O Código Civil Brasileiro estabelece prazos máximos diferentes para o ajuizamento das ações, conforme a sua natureza. Para ilustrarmos, podemos citar o prazo de um ano para o segurado deduzir sua ação contra o segurador (não abordaremos aqui o marco inicial do prazo); de dois anos, para receber prestações alimentares, a partir da data do vencimento; de três anos, para a cobrança de aluguéis de prédios urbanos e para a pretensão de reparação civil. No caso de ações cíveis, se não houver previsão específica, o prazo para o ajuizamento será de dez anos. A reclamação trabalhista também deve ser proposta no prazo máximo de dois anos, a contar da data do rompimento do contrato com a empresa.
O processo, em si, de uma forma simplificada, é o instrumento por meio do qual o pedido formulado pelo autor é recebido, tramitado e julgado. Nele, há prazos para todos os atos: defesa, indicação de provas, juntada de documentos, articulação de sentença, recursos etc.
A perda do tempo (prazo) para a propositura da ação ou para a produção de um ato processual — contestação ou recurso, por exemplo — resultará em prejuízo para a parte. Inclusive, sobre isso, o direito tem uma expressão bastante dura e conhecida no meio jurídico: “O direito não socorre aos que dormem”.

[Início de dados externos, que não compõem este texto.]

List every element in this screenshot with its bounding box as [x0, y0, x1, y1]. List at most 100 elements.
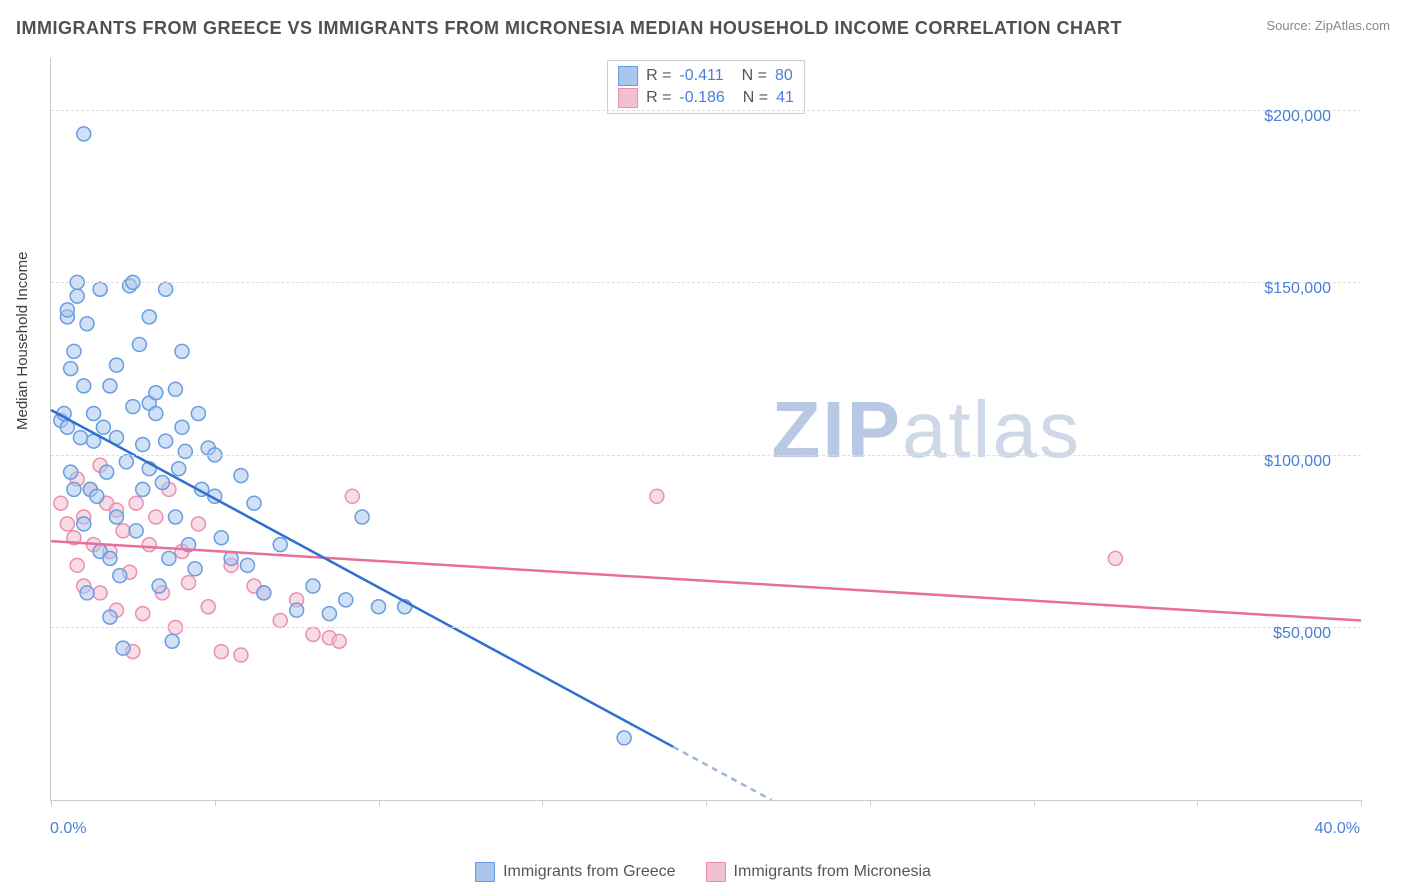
- gridline: [51, 455, 1361, 456]
- legend-item-b: Immigrants from Micronesia: [706, 862, 931, 882]
- data-point: [103, 551, 117, 565]
- data-point: [90, 489, 104, 503]
- data-point: [191, 517, 205, 531]
- data-point: [273, 538, 287, 552]
- data-point: [257, 586, 271, 600]
- data-point: [64, 465, 78, 479]
- gridline: [51, 627, 1361, 628]
- data-point: [136, 607, 150, 621]
- data-point: [149, 510, 163, 524]
- source-attribution: Source: ZipAtlas.com: [1266, 18, 1390, 33]
- x-tick: [706, 800, 707, 806]
- data-point: [214, 645, 228, 659]
- data-point: [116, 524, 130, 538]
- chart-area: ZIPatlas R = -0.411 N = 80 R = -0.186 N …: [50, 58, 1361, 801]
- swatch-series-a: [475, 862, 495, 882]
- data-point: [93, 586, 107, 600]
- data-point: [234, 469, 248, 483]
- y-tick-label: $50,000: [1273, 625, 1331, 643]
- data-point: [372, 600, 386, 614]
- data-point: [67, 344, 81, 358]
- data-point: [60, 517, 74, 531]
- series-legend: Immigrants from Greece Immigrants from M…: [0, 862, 1406, 882]
- x-tick: [1361, 800, 1362, 806]
- data-point: [93, 282, 107, 296]
- data-point: [1108, 551, 1122, 565]
- data-point: [175, 344, 189, 358]
- x-tick: [1034, 800, 1035, 806]
- data-point: [149, 386, 163, 400]
- data-point: [110, 358, 124, 372]
- data-point: [650, 489, 664, 503]
- data-point: [152, 579, 166, 593]
- data-point: [168, 382, 182, 396]
- x-axis-end-label: 40.0%: [1315, 820, 1360, 838]
- series-b-label: Immigrants from Micronesia: [734, 863, 931, 881]
- data-point: [80, 317, 94, 331]
- x-tick: [215, 800, 216, 806]
- x-tick: [870, 800, 871, 806]
- data-point: [132, 337, 146, 351]
- series-a-label: Immigrants from Greece: [503, 863, 675, 881]
- y-axis-label: Median Household Income: [14, 252, 31, 430]
- data-point: [247, 496, 261, 510]
- data-point: [80, 586, 94, 600]
- data-point: [214, 531, 228, 545]
- data-point: [172, 462, 186, 476]
- data-point: [126, 400, 140, 414]
- gridline: [51, 110, 1361, 111]
- trend-line: [673, 747, 771, 800]
- data-point: [129, 496, 143, 510]
- data-point: [345, 489, 359, 503]
- data-point: [64, 362, 78, 376]
- data-point: [96, 420, 110, 434]
- data-point: [241, 558, 255, 572]
- data-point: [168, 510, 182, 524]
- data-point: [70, 558, 84, 572]
- data-point: [136, 482, 150, 496]
- y-tick-label: $200,000: [1264, 108, 1331, 126]
- data-point: [103, 379, 117, 393]
- data-point: [77, 127, 91, 141]
- data-point: [70, 289, 84, 303]
- data-point: [149, 406, 163, 420]
- chart-title: IMMIGRANTS FROM GREECE VS IMMIGRANTS FRO…: [16, 18, 1122, 39]
- y-tick-label: $150,000: [1264, 280, 1331, 298]
- data-point: [136, 438, 150, 452]
- data-point: [67, 482, 81, 496]
- data-point: [100, 465, 114, 479]
- data-point: [110, 510, 124, 524]
- data-point: [322, 607, 336, 621]
- x-tick: [542, 800, 543, 806]
- data-point: [162, 551, 176, 565]
- data-point: [178, 444, 192, 458]
- y-tick-label: $100,000: [1264, 453, 1331, 471]
- data-point: [191, 406, 205, 420]
- trend-line: [51, 410, 673, 747]
- data-point: [306, 627, 320, 641]
- data-point: [87, 406, 101, 420]
- scatter-plot-svg: [51, 58, 1361, 800]
- data-point: [201, 600, 215, 614]
- data-point: [77, 517, 91, 531]
- data-point: [60, 303, 74, 317]
- data-point: [234, 648, 248, 662]
- legend-item-a: Immigrants from Greece: [475, 862, 675, 882]
- x-tick: [379, 800, 380, 806]
- data-point: [159, 282, 173, 296]
- data-point: [73, 431, 87, 445]
- data-point: [355, 510, 369, 524]
- gridline: [51, 282, 1361, 283]
- x-axis-start-label: 0.0%: [50, 820, 86, 838]
- data-point: [155, 475, 169, 489]
- trend-line: [51, 541, 1361, 620]
- data-point: [188, 562, 202, 576]
- data-point: [116, 641, 130, 655]
- data-point: [142, 538, 156, 552]
- data-point: [103, 610, 117, 624]
- data-point: [273, 614, 287, 628]
- data-point: [129, 524, 143, 538]
- data-point: [617, 731, 631, 745]
- data-point: [175, 420, 189, 434]
- swatch-series-b: [706, 862, 726, 882]
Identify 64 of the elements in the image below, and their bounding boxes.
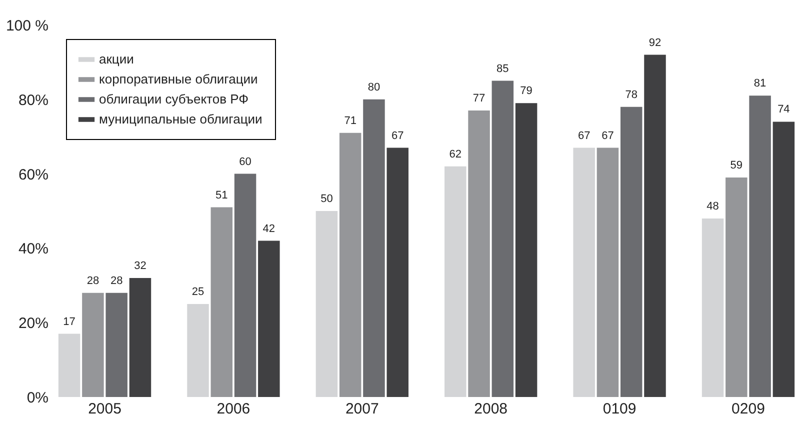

Porém, o tempo, ou o seu transcurso, também pode criar direitos. Baseado no princípio de que a propriedade deve ter função social, a pessoa que usufruir como se fosse seu um imóvel urbano ou rural de terceiros, de forma contínua, poderá adquiri-lo por meio de uma ação de usucapião. O tempo exigido de posse será de quinze anos, dez anos ou até mesmo de cinco anos, variando de acordo com a presença ou não de critérios como justo título, boa-fé e, no prazo menor, até o tamanho do imóvel (até 250 m2, se imóvel urbano). O tempo de posse para a aquisição por usucapião de bem móvel, um carro, por exemplo, é menor: de três a cinco anos.
Em geral, também nos processos criminais, haverá um prazo máximo para que a Justiça termine o processo, e outro para que faça cumprir a pena. Por outro lado, o racismo é imprescritível; ou seja, seus autores sempre estarão sujeitos a serem responsabilizados criminalmente por seus atos, independentemente do tempo transcorrido.
Os bens deixados por uma pessoa ao falecer serão partilhados da forma e entre os herdeiros indicados na lei vigente ao tempo do falecimento, e não da lei em vigor ao tempo da posterior propositura da ação de inventário. A própria Constituição Federal assegura a imutabilidade de situações jurídicas consolidadas de acordo com as regras então vigentes (ato jurídico perfeito e direito adquirido), ou julgadas por decisões das quais não mais caibam recursos (coisa julgada), mesmo que advenham novas leis dispondo de forma diferente.
Reprodução/Foto-RN176 Jorge Kuranaka, Procurador do Estado, mestre em direito, professor universitário. É vice-coordenador da Coordenadoria Norte-Oeste Paulista (CNOP) e consultor do Departamento de Juristas da BSGI – Editorial Brasil Seikyo – BSGI
A observância do tempo no direito garante a dinamicidade, bem como a segurança jurídica necessária à vida e aos negócios. Já o processo é marcado por uma sequência de atos com marcha impulsionada sempre para a frente, como a própria vida. O contrário ocorrerá somente na ficção, como no filme O Curioso Caso de Benjamin Button, baseado em conto homônimo,2 em que o personagem principal nasce idoso, mas rejuvenesce com o passar dos anos até falecer como um bebê.
Notas:
- CEND, v. I, p. 562-621.
- O Curioso Caso de Benjamin Button, de autoria do escritor estadunidense F. Scott Fitzgerald, foi publicado pela primeira vez em 27 de maio de 1922, na revista Collier’s Weekly. A adaptação para o cinema foi feita em 2008.